Marracuene, 31 Ago (AIM) – O Presidente da República, Daniel Chapo, desafiou hoje o sector privado nacional e estrangeiro a transformar a 61.ª edição da Feira Internacional de Maputo (FACIM) em negócios concretos, defendendo que o evento deve resultar em acordos de investimento e parcerias capazes de gerar mais empresas, empregos, salários e receitas para o Estado.
Chapo lançou o desafio em Maputo, depois de visitar vários pavilhões da FACIM, onde disse ter constatado, com satisfação, o dinamismo do sector empresarial e o potencial do país para acelerar o seu desenvolvimento económico.
“Queremos que esta feira termine com acordos para negócios, termine com joint ventures entre empresas moçambicanas e estrangeiras, termine com acordos concretos de negócios”, afirmou.
Para o Presidente, a presença de empresários nacionais e investidores estrangeiros na FACIM constitui uma oportunidade que deve ser aproveitada para estabelecer relações comerciais duradouras e concretizar investimentos em sectores estratégicos.
“Queremos gerar mais renda, gerar mais empresas, gerar mais salários, gerar mais impostos”, sublinhou.
Segundo o estadista, o aumento da actividade económica e da arrecadação de receitas permitirá ao Estado reforçar os investimentos em áreas sociais e infra-estruturais, nomeadamente educação, saúde, água, energia eléctrica e estradas.
O chefe do governo defendeu, neste contexto, uma mudança na estrutura da economia nacional, actualmente concentrada na indústria extractiva, apontando a diversificação como uma das prioridades do Governo.
“A nossa economia é muito concentrada na indústria extractiva”, disse, referindo-se às receitas provenientes do gás, carvão, grafite, areias pesadas, rubis e outros recursos minerais e hidrocarbonetos.

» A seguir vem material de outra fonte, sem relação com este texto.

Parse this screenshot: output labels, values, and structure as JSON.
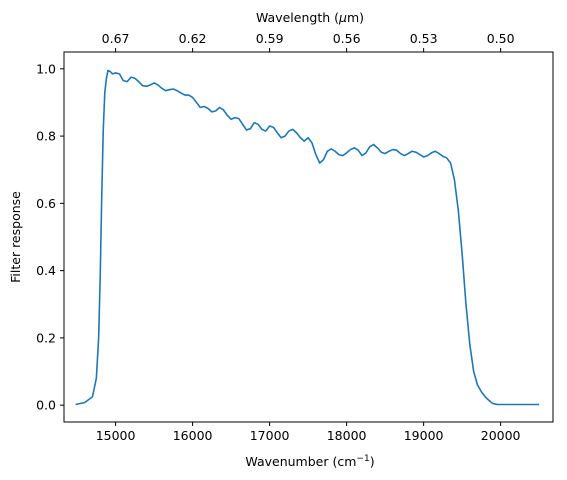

Explicou que o Governo pretende canalizar essas receitas para sectores como agricultura, turismo, infra-estruturas, digitalização, transportes e logística, com o objectivo de criar novas fontes de rendimento e emprego.
Chapo destacou a agricultura pelo seu potencial de garantir a segurança alimentar e criar postos de trabalho, enquanto o turismo e as infra-estruturas podem igualmente absorver mão-de-obra de diferentes segmentos da população.
“O nosso objectivo como Governo é diversificar a nossa economia”, reiterou.
Para o Presidente, a concretização desta estratégia depende, sobretudo, da capacidade do sector privado de investir e expandir os seus negócios, devendo o Estado concentrar-se na criação de um ambiente favorável à actividade empresarial.
“A nossa responsabilidade como Estado é legislar, regular, desbloquear tudo aquilo que estraga o ambiente de negócio”, afirmou.
Chapo considerou que o sector privado é o principal motor da economia, garantindo que o Governo continuará a trabalhar para remover os obstáculos ao investimento.
“Quem vai dinamizar realmente a economia moçambicana é o sector privado”, vincou.
O Presidente terminou apelando aos empresários nacionais e estrangeiros para continuarem a investir no país, reiterando o apoio do Governo à iniciativa privada.
A 61.ª edição da FACIM reúne empresas, investidores e instituições de diferentes sectores, assumindo-se como uma plataforma de promoção de negócios, investimentos e parcerias entre Moçambique e outros mercados.